Для подполковника, засидевшегося на должности, это был прекрасный шанс подняться выше. Ему без академии никогда не получить полковника, а значит, никогда не покинуть этот отдельный батальон. Для того чтобы расти, ему надо подучиться. Нужно только получить направление, и тогда, может быть, они с женой остаток его службы проведут где-нибудь в городе, а не в этой дыре.

– Что бы вы хотели посмотреть? – обратился он к журналистам.

Самарские мужички тактично помалкивали, отдав инициативу в руки московским барышням.

– Для начала туалет, – сверкнула глазами высокая. – Да?

Мысленно Стойлохряков уже предвкушал реакцию на то, что они увидят в обычной воинской казарме, – сляпанный в свое время из ворованных стройматериалов сортирчик получился на славу, и его можно было показывать не только корреспондентам, но и снимать для журнала «Интерьер».

«Рыжая деваха лет двадцати, такая молодая, и уже журналистка. По частям ездит, наверное, только учиться закончила. Может быть, даже первая командировка», – думал о своем Стойлохряков, когда ему задавали вопрос.

Не удосужившись выпить чая больше одного глотка, эта девушка попросила у него минералки, но у подполковника минералки не было, и вслед за этим вопросом о холодненьком питье последовало пожелание посмотреть, как солдаты отдыхают на дискотеках.

Вначале Стойлохряков надул щеки, затем попытался расплыться в мягкой отцовской улыбке. У него еще были свежи воспоминания о дискотеке, случившейся месяц назад, и он больше подобных приключений не желал. Кое-как удалось замять гигантскую драку, случившуюся между двумя поселками и его химиками.

– Нет, – он замотал головой.

Рыжая подпрыгнула:

– Но нам сказали, что вы покажете все, что угодно!

– Я не могу показать то, чего нет, – неожиданно для девушек и вполне предсказуемо для человека из округа забасил комбат. – Солдаты в российской армии по дискотекам не ходят. Вы что, думаете, у нас здесь курорт?

Воздух разорвал шум лопастей вертолета, полковник подумал, что машина пролетит дальше, но ничего подобного, гул не исчезал.

Комбат встал и подошел к окну. За ним последовали и журналисты.

Все видели, как прямо на плац сел вертолет, из него кое-как вылез майор Холодец с вещмешком и планшетом, перекинутым через плечо. В руках у него была какая-то бумага. Он, не теряя времени, кивнул пилоту и направился прямиком в штаб.

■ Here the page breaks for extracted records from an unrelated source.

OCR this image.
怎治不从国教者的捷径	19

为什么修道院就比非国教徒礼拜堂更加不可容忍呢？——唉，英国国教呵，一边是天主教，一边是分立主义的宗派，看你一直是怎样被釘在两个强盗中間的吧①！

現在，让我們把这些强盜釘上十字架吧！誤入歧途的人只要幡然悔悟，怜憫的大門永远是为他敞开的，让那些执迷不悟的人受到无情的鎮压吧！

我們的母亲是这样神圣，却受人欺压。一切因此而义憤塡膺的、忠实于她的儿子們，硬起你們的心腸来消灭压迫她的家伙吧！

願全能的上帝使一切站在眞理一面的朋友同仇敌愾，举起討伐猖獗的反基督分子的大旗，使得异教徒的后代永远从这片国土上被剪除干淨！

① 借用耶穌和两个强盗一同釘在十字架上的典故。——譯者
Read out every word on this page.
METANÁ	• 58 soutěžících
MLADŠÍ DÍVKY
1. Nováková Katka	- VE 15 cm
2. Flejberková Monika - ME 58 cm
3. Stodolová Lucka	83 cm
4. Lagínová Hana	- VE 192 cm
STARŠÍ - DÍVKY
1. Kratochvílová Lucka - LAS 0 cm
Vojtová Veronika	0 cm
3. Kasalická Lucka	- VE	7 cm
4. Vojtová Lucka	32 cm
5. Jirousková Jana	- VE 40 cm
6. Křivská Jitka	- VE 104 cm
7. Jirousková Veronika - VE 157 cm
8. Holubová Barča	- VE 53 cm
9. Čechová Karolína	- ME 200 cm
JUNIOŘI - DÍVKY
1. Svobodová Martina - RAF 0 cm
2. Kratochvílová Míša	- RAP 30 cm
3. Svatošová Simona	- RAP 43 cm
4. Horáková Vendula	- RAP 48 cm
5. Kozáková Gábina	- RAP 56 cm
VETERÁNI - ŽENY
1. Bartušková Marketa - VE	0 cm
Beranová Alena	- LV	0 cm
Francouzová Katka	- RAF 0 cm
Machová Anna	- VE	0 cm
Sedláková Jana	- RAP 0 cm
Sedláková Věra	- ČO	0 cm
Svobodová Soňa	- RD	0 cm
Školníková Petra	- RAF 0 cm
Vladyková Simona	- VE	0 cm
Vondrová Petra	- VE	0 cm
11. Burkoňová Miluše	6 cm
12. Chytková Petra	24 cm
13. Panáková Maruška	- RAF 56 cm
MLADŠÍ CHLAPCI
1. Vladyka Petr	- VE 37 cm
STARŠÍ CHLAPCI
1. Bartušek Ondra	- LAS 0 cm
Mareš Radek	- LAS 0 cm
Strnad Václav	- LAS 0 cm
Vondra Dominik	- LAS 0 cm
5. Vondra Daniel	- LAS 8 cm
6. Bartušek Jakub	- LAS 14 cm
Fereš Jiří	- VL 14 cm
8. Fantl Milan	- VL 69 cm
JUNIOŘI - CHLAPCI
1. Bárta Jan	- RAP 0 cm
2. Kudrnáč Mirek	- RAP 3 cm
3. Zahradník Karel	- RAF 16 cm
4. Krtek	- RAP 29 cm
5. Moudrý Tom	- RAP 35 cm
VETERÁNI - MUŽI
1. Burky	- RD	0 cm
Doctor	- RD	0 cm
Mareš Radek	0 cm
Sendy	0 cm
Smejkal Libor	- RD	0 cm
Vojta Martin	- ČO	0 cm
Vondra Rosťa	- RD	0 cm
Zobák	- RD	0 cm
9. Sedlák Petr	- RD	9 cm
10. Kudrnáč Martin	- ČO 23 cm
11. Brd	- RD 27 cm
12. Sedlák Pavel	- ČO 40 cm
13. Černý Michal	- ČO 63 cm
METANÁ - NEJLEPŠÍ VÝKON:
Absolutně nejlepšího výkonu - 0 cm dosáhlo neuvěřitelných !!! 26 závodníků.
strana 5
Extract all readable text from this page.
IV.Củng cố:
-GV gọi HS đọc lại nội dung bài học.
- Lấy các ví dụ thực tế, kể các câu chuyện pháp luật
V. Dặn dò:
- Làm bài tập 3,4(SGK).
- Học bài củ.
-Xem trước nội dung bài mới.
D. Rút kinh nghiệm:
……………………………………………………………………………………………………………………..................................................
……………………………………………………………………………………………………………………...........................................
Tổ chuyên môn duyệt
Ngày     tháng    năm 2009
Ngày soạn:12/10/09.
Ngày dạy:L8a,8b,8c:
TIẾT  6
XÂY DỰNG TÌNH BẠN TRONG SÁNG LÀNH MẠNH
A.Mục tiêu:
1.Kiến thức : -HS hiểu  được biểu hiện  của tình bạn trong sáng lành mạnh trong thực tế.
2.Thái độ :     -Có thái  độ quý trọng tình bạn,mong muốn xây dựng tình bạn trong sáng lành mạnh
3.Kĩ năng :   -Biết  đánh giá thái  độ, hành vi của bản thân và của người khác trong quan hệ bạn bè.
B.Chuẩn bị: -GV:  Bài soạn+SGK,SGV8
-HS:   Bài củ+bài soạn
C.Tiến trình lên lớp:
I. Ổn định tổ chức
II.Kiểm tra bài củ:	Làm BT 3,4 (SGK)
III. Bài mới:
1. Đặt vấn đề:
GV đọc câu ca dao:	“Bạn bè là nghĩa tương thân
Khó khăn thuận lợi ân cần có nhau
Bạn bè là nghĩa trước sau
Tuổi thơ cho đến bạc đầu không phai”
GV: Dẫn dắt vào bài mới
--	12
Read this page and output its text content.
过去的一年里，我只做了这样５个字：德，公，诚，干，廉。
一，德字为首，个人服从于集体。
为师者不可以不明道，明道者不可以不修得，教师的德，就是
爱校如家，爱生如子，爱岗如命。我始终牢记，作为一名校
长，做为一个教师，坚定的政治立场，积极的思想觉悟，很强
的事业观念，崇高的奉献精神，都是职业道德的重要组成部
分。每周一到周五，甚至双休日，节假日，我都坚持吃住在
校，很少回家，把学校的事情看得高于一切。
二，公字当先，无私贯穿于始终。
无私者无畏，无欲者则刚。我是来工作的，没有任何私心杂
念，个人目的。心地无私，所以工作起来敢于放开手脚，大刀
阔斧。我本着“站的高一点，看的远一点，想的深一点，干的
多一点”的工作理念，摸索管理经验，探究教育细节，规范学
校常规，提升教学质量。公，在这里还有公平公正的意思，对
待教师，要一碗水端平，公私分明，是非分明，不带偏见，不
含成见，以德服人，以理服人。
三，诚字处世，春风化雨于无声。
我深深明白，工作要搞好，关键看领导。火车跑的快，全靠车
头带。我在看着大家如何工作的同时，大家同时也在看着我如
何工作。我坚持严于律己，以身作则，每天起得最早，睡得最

Стойлохряков не желал сейчас наблюдать начальника штаба – он бы и не помешал, но, когда на майоре замызганный камуфляж, это не здорово – тут журналисты. Да и морда у него оказалась небритой. Он вошел и поздоровался вначале с начальником, затем с остальными.

Комбат с таким видом, будто вертолеты у него приземляются на плац каждый день, – ну не делать же из этого ЧП? – вышел из-за стола, пожал руку Холодцу, попросил его положить планшет и вещмешок в угол рядом с диваном и представил его журналистам:

– Это мой начальник штаба… А это вот, товарищ майор, к нам приехали журналисты из Москвы и из Самары.

– Я ничего не знал.

– А мы внезапно, – захохотала самая маленькая из троих москвичек, – неожиданно. Мы, как Суворов через Альпы, взяли вот сели в «Фольксваген» и доехали к вам в Самару. Всего-навсего через сутки – мы уже здесь, правда, это здорово?!

– Глаша! – одернула шебутную девчонку высокая и фигуристая.

– А вы откуда? – поинтересовалась та, что думала, будто солдаты в армии по дискотекам ходят.

– Я-то?.. – задумался Холодец и стал пялиться на подполковника. Тот дернул плечами, развел руки в стороны и сделал простецкое лицо. Холодец понял его по-своему: – Ну, конечно, откуда же… с курорта. Вот отдыхал. Только собираться пришлось быстро, вертолет на полчаса раньше прислали – побриться не успел. А так ничего, все нормально. Готов приступить к службе.

Комбат дальше не слушал, что там нес его помощник. Он взял казавшуюся капелюшечной в его руках чашечку с чаем и шумно сквозь зубы втянул напиток. Осушив сосуд, он со звоном плюхнул чашку на блюдце:

– Что это у тебя в руках?

Холодец отдал подполковнику белый лист бумаги. Стойлохряков развернул и прочитал следующее:

«Соседи, вы задолбали! Мы вам не таксисты».

Комбат понял, что это от вертолетчиков, сложил бумажечку и положил ее на стол под пепельницу.

– А что там? – поинтересовалась Лиза, та самая, которая все дискотеками озабочена.

– Там? – подполковник посмотрел на сложенный лист бумаги. – Это счет за доставку майора сюда в часть, причем за срочность надбавка.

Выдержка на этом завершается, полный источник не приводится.